Autrice : Dominique Forget, Radio-Canada
Date de mise en ligne : 22 septembre 2024
Extrait de l’article
Plusieurs personnes issues de dons de sperme anonymes se tournent vers les banques de généalogie génétique.
Dans une petite pièce attenante à l’étable, Andréane Letendre soulève le couvercle d’un gros récipient métallique. Des vapeurs d’azote liquide s’échappent en petites volutes. À l’intérieur se trouvent des échantillons de sperme de taureaux, congelés à -196 °C. Elle saisit délicatement une fiole.
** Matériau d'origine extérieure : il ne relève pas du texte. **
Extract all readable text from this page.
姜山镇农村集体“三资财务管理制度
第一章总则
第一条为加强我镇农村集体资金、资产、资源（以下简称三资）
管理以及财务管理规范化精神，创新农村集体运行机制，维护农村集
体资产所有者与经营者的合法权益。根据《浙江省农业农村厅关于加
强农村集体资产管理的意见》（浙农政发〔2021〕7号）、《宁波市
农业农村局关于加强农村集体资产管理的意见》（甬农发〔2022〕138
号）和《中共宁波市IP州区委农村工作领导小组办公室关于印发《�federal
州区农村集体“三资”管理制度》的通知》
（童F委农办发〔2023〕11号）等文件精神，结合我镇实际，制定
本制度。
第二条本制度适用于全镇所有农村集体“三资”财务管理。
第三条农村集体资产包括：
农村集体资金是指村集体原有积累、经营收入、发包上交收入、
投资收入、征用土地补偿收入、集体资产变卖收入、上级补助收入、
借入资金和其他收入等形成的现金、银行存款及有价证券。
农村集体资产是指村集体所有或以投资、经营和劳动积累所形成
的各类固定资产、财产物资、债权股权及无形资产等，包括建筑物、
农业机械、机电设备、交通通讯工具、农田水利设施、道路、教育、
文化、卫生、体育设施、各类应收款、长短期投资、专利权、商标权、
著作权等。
Elle s’apprête à inséminer l’une des vaches qui attend de l’autre côté.
Sur le sujet de l’insémination artificielle, Andréane Letendre est intarissable. Cette femme au sourire contagieux et à l’énergie débordante est propriétaire d’une ferme laitière à Trois-Pistoles, dans le Bas-Saint-Laurent. Elle déclare, en boutade, qu’elle aussi est née de la procréation assistée.
Elle avait 12 ans quand sa mère lui a appris la nouvelle. Andréane a été conçue à l’Hôpital Saint-Luc, à Montréal, en 1983. Son père avait des problèmes de fertilité. Sa mère a donc été inséminée avec le sperme d’un donneur anonyme.